In the last week of the Lord’s public ministry, certain Greeks who had come up to Jerusalem for the Passover wished to see Jesus. They came first to Philip — perhaps because his name (Philippos) was Greek, and they hoped he would serve as a bridge to the new teacher. Philip went and told Andrew. Andrew and Philip together went and told the Lord (John 12:20-22). The small detail captures the apostolic ministry of Philip throughout: bringing people to the Lord, working with his fellow apostles, the quiet faithful service of the bringer.

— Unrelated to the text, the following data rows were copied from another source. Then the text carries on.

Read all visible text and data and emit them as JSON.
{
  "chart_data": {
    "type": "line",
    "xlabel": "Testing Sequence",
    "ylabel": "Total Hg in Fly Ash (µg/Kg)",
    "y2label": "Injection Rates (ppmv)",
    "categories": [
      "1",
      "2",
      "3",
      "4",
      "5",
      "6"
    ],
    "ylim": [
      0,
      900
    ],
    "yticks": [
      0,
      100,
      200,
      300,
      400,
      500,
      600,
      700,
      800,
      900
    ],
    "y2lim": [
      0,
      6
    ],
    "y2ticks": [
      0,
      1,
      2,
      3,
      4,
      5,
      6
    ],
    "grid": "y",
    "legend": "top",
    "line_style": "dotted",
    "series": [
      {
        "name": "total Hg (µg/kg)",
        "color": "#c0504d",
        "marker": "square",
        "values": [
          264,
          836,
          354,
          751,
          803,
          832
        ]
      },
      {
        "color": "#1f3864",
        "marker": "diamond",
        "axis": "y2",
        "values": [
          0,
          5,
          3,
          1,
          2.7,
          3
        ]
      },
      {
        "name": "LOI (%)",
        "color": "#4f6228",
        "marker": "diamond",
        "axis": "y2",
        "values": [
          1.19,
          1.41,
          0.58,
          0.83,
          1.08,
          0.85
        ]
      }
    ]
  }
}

On the night of the Last Supper, the Lord had been speaking to his disciples about his union with the Father, about going to prepare a place for them in his Father’s house, about being himself the Way and the Truth and the Life. Philip, listening, asked the question every disciple has wanted to ask: “Lord, show us the Father, and it sufficeth us.” The Lord answered with the supreme self-revelation: “Have I been so long time with you, and yet hast thou not known me, Philip? He that hath seen me hath seen the Father” (John 14:8-9). Every authentic Christian theology of the Trinity, of the Incarnation, of the supreme equality of the Son with the Father, takes one of its deepest scriptural foundations in this exchange.
After Pentecost, Philip preached the Gospel widely across Asia Minor. His sister Mariamne, who had received the gift of preaching alongside her brother, traveled with him. The Apostle Bartholomew often joined them. Together the three of them brought the Gospel to many cities of Galilee, Lydia, and Phrygia. They preached, they baptized, they healed the sick, they cast out demons, they ordained bishops and presbyters. They confronted pagan idolatry directly and quietly built churches across the heart of the eastern Mediterranean world.
These three words are perhaps the most beautiful invitation in all the Gospels. Philip used them to bring his friend Nathanael to the Lord. The Lord himself had used them just one day before to bring Andrew and the unnamed disciple to where he was staying. They are the supreme model of authentic Christian witness. We do not have to argue our friends into faith. We do not have to defeat their objections. We have only to invite them to come to the Lord himself and see. The pattern has shaped two thousand years of Orthodox missionary work.
The proconsul of Hierapolis had Philip, Bartholomew, and Mariamne tortured. Philip and Bartholomew were crucified upside-down on crosses near the temple of the snake. From his cross, Philip continued to preach the Gospel to the people of Hierapolis. As he hung there, a great earthquake shook the city. The people, terrified, recognized the judgment of God upon their persecution and rushed to take down the apostles. Bartholomew was released. Philip insisted that he himself be left to complete his martyrdom on the cross. He gave up his soul to the Lord while still hanging there. It was around the year 80, in the reign of the Emperor Domitian.
Philip matters to every Orthodox Christian for many reasons. He was the third apostle directly called by the Lord. He brought his friend Nathanael (Bartholomew) to the Lord with three simple words: “come and see.” He asked at the Last Supper to be shown the Father and received one of the supreme self-revelations of the Lord: “he that hath seen me hath seen the Father.” He was at the feeding of the five thousand and at the bringing of the inquiring Greeks. He preached the Gospel for many decades across Asia Minor with his sister Mariamne and the Apostle Bartholomew. He was crucified upside-down at Hierapolis around the year 80, preaching from his cross until the very end. He is the patron of every Christian who has ever invited a skeptical friend to come to the Lord and see for themselves.